MS 150 Statistics had three sections that ran Monday, Wednesday, and Friday for an hour each at 8:00, 9:00, and 10:00. Early in the term there appeared to be the possibility of performance differences due to gender and section time. These differences, however, did not continue during the term and by the end of the term there were no statistically significant differences in these subgroups. The following table details average overall course performance by section and gender, none of the differences was found to be statistically significant.

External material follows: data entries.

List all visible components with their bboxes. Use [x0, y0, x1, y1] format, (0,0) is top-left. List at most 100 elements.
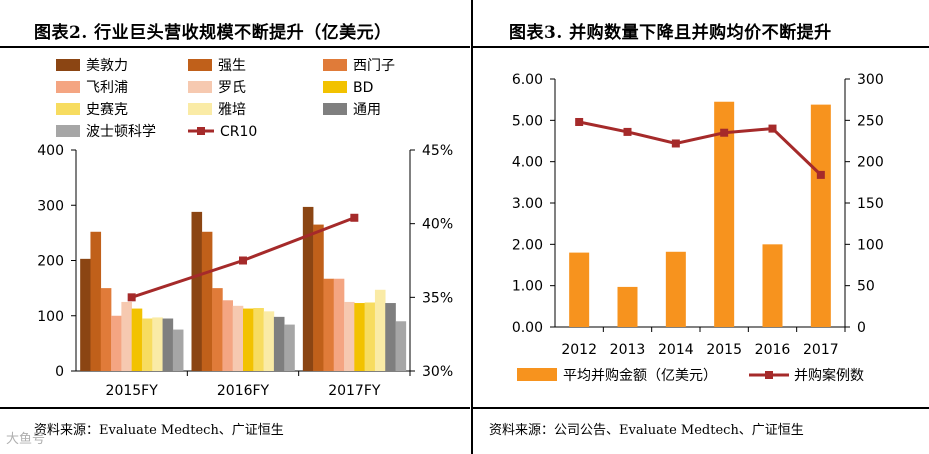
- y2-tick-label: 0: [857, 320, 866, 336]
- panel-divider: [471, 0, 473, 454]
- bar-飞利浦: [222, 300, 233, 371]
- y-tick-label: 3.00: [512, 196, 543, 212]
- legend-label: CR10: [220, 124, 257, 140]
- bar-西门子: [323, 278, 335, 371]
- avg-deal-bar: [617, 286, 638, 327]
- bar-西门子: [212, 288, 223, 371]
- bar-美敦力: [80, 258, 91, 371]
- legend-swatch: [323, 103, 347, 115]
- bar-罗氏: [121, 301, 132, 371]
- bar-雅培: [263, 311, 275, 371]
- y-tick-label: 0: [55, 364, 64, 380]
- legend-label: 罗氏: [218, 80, 246, 96]
- legend-label: 雅培: [218, 102, 246, 118]
- bar-罗氏: [232, 305, 244, 371]
- legend-line-marker: [765, 371, 773, 379]
- legend-label: 史赛克: [86, 102, 128, 118]
- bar-通用: [273, 316, 285, 371]
- right-title-rule: [473, 46, 929, 48]
- y-tick-label: 1.00: [512, 279, 543, 295]
- bar-通用: [162, 318, 174, 371]
- x-tick-label: 2013: [610, 342, 646, 358]
- bar-波士顿科学: [172, 329, 184, 371]
- y-tick-label: 200: [37, 254, 64, 270]
- x-tick-label: 2015FY: [106, 383, 159, 399]
- x-tick-label: 2017FY: [328, 383, 381, 399]
- bar-史赛克: [253, 308, 264, 371]
- legend-swatch: [188, 81, 212, 93]
- deal-count-line: [578, 120, 822, 176]
- y-tick-label: 0.00: [512, 320, 543, 336]
- right-source-note: 资料来源：公司公告、Evaluate Medtech、广证恒生: [489, 423, 804, 438]
- legend-swatch: [323, 59, 347, 71]
- x-tick-label: 2016: [755, 342, 791, 358]
- left-title-rule: [0, 46, 470, 48]
- left-chart-title: 图表2. 行业巨头营收规模不断提升（亿美元）: [34, 23, 392, 43]
- deal-count-marker: [720, 128, 729, 137]
- y-tick-label: 6.00: [512, 72, 543, 88]
- avg-deal-bar: [714, 101, 735, 327]
- avg-deal-bar: [762, 244, 783, 327]
- legend-label: 飞利浦: [86, 80, 128, 96]
- legend-label: 平均并购金额（亿美元）: [563, 368, 717, 384]
- legend-line-marker: [197, 127, 205, 135]
- x-tick-label: 2014: [658, 342, 694, 358]
- legend-label: 通用: [353, 102, 381, 118]
- x-tick-label: 2015: [706, 342, 742, 358]
- y-tick-label: 4.00: [512, 155, 543, 171]
- bar-通用: [385, 303, 396, 371]
- deal-count-marker: [768, 124, 777, 133]
- bar-史赛克: [141, 318, 153, 371]
- legend-swatch: [188, 59, 212, 71]
- bar-美敦力: [302, 206, 314, 371]
- avg-deal-bar: [665, 251, 686, 327]
- avg-deal-bar: [569, 252, 590, 327]
- bar-BD: [131, 308, 143, 371]
- bar-BD: [243, 308, 254, 371]
- y2-tick-label: 300: [857, 72, 884, 88]
- legend-label: BD: [353, 80, 373, 96]
- y-tick-label: 2.00: [512, 237, 543, 253]
- cr10-marker: [350, 213, 359, 222]
- y2-tick-label: 200: [857, 155, 884, 171]
- legend-label: 波士顿科学: [86, 124, 156, 140]
- legend-label: 西门子: [353, 58, 395, 74]
- y2-tick-label: 250: [857, 113, 884, 129]
- x-tick-label: 2016FY: [217, 383, 270, 399]
- legend-swatch: [323, 81, 347, 93]
- y2-tick-label: 35%: [422, 290, 453, 306]
- deal-count-marker: [575, 117, 584, 126]
- bar-强生: [201, 231, 213, 371]
- legend-swatch: [56, 59, 80, 71]
- deal-count-marker: [671, 139, 680, 148]
- left-source-rule: [0, 407, 470, 409]
- bar-雅培: [374, 289, 386, 371]
- y2-tick-label: 100: [857, 237, 884, 253]
- bar-飞利浦: [111, 315, 122, 371]
- left-source-note: 资料来源：Evaluate Medtech、广证恒生: [34, 423, 284, 438]
- deal-count-marker: [623, 127, 632, 136]
- y-tick-label: 5.00: [512, 113, 543, 129]
- legend-label: 并购案例数: [794, 367, 864, 384]
- x-tick-label: 2017: [803, 342, 839, 358]
- right-chart-svg: 0.00 1.00 2.00 3.00 4.00 5.00 6.00 0 50 100 150 200…: [512, 72, 884, 384]
- legend-swatch: [56, 81, 80, 93]
- bar-雅培: [152, 317, 163, 371]
- cr10-marker: [239, 256, 247, 265]
- y-tick-label: 300: [37, 198, 64, 214]
- y2-tick-label: 45%: [422, 143, 453, 159]
- avg-deal-bar: [810, 104, 831, 327]
- x-tick-label: 2012: [561, 342, 597, 358]
- bar-罗氏: [344, 301, 355, 371]
- bar-波士顿科学: [395, 321, 407, 371]
- bar-西门子: [100, 288, 112, 371]
- y2-tick-label: 150: [857, 196, 884, 212]
- watermark-text: 大鱼号: [6, 432, 46, 447]
- cr10-marker: [127, 293, 136, 302]
- legend-swatch: [56, 125, 80, 137]
- bar-BD: [354, 303, 365, 371]
- bar-强生: [313, 224, 324, 371]
- legend-label: 美敦力: [86, 58, 128, 74]
- bar-波士顿科学: [284, 324, 295, 371]
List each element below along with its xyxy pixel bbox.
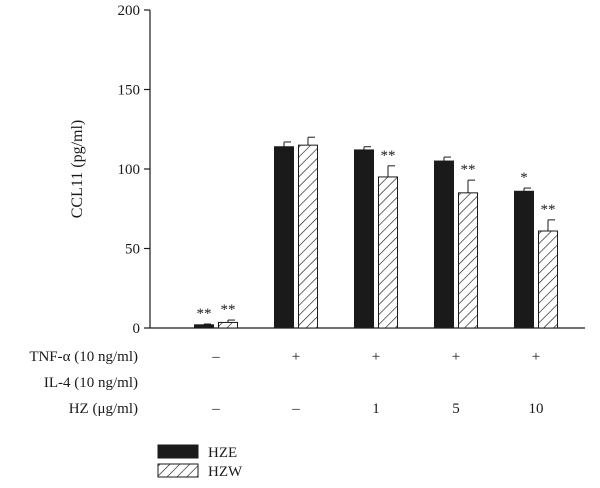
- y-tick-label: 150: [118, 83, 141, 99]
- condition-value-1-1: –: [211, 349, 220, 365]
- y-tick-label: 200: [118, 3, 141, 19]
- condition-value-3-5: 10: [529, 401, 544, 417]
- y-tick-label: 100: [118, 162, 141, 178]
- bar-hzw-group-1: [218, 321, 238, 329]
- bar-hzw-group-2: [298, 144, 318, 329]
- condition-table: TNF-α (10 ng/ml) – + + + + IL-4 (10 ng/ml) HZ (…: [29, 349, 543, 417]
- significance-hzw-group-5: **: [541, 202, 556, 218]
- condition-value-3-2: –: [291, 401, 300, 417]
- bar-hzw-group-4: [458, 192, 478, 329]
- legend-label-hzw: HZW: [208, 464, 243, 480]
- condition-value-1-5: +: [532, 349, 540, 365]
- condition-value-3-3: 1: [372, 401, 380, 417]
- condition-label-3: HZ (μg/ml): [69, 401, 138, 417]
- condition-value-1-4: +: [452, 349, 460, 365]
- condition-value-3-1: –: [211, 401, 220, 417]
- y-tick-label: 0: [133, 321, 141, 337]
- bar-hzw-group-3: [378, 176, 398, 329]
- legend-swatch-hzw: [157, 463, 199, 478]
- condition-label-1: TNF-α (10 ng/ml): [29, 349, 138, 365]
- significance-hze-group-1: **: [197, 306, 212, 322]
- axes: 0 50 100 150 200 CCL11 (pg/ml): [69, 3, 585, 337]
- bar-hze-group-3: [354, 149, 374, 329]
- significance-hzw-group-1: **: [221, 302, 236, 318]
- y-axis-title: CCL11 (pg/ml): [69, 120, 86, 219]
- bars: ***********: [194, 136, 558, 329]
- legend-label-hze: HZE: [208, 445, 237, 461]
- condition-value-1-3: +: [372, 349, 380, 365]
- significance-hze-group-5: *: [520, 170, 528, 186]
- significance-hzw-group-3: **: [381, 148, 396, 164]
- condition-label-2: IL-4 (10 ng/ml): [44, 375, 138, 391]
- condition-value-1-2: +: [292, 349, 300, 365]
- bar-hzw-group-5: [538, 230, 558, 329]
- legend-swatch-hze: [157, 444, 199, 459]
- legend: HZE HZW: [157, 444, 243, 480]
- bar-hze-group-1: [194, 324, 214, 329]
- bar-hze-group-4: [434, 160, 454, 329]
- bar-hze-group-2: [274, 146, 294, 329]
- significance-hzw-group-4: **: [461, 162, 476, 178]
- bar-hze-group-5: [514, 190, 534, 329]
- y-tick-label: 50: [125, 242, 140, 258]
- condition-value-3-4: 5: [452, 401, 460, 417]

SectionFemaleMaleSection average
8:000.770.720.75
9:000.850.730.79
10:000.740.820.78
Gender average0.790.75Overall avg: 0.77

A study spring 2010 did not provide support for a theory that there is a selection effect which puts academically weaker students in the 8:00 section. Fall 2010 also to fails to provide statistically significant evidence that the 8:00 course average is lower than the 9:00 and 10:00 sections. While sample size remains an issue in finding a significant difference, in the strongest possible test using the raw scores of the 8:00 against the 9:00 and 10:00 classes, there was absolutely no significant difference (p-value = 0.51). The instructor's sense that the 8:00 class under performs the other sections is not borne out.

Gender differences were also due to random variation and did not reach a statistically significant difference.

## Notes

1Average percent of students demonstrating the learning outcome. Average may be based on multiple encounters with the outcome on the final examination.

2Accomplished in part via the statistics project report

3Accomplished via the statistics project report which is part of course level Assessment

4 iA is Assessed result and is based on item analysis of final examination, statistics project, histogram assignment, and analysis of quizzes five, six, and seven for material not present on the final examination. For quizzes five and six, 70% success rates were used as criterion for demonstrating an outcome. The final examination data was strictly based on item analysis - the percent of students who successfully answered questions for that outcome. The other instruments were analyzed for students ability to demonstrate the learning outcome.

5 Fall 2010 2.1 was measured by determining the number of students who scored above 70% on a quiz covering that material during the term. This material was not on the final examination fall 2010. Thus the result is not an item analysis value, as are some of the earlier values. A comparison across time cannot be made.

6 For historical reasons, CLO 3 is also reported. Reports since 2008 combined the student learning outcomes that in 2010 became 3.1, 3.2, and 3.3. Data for 3.1, 3.2, and 3.3 was reconstructed from available files.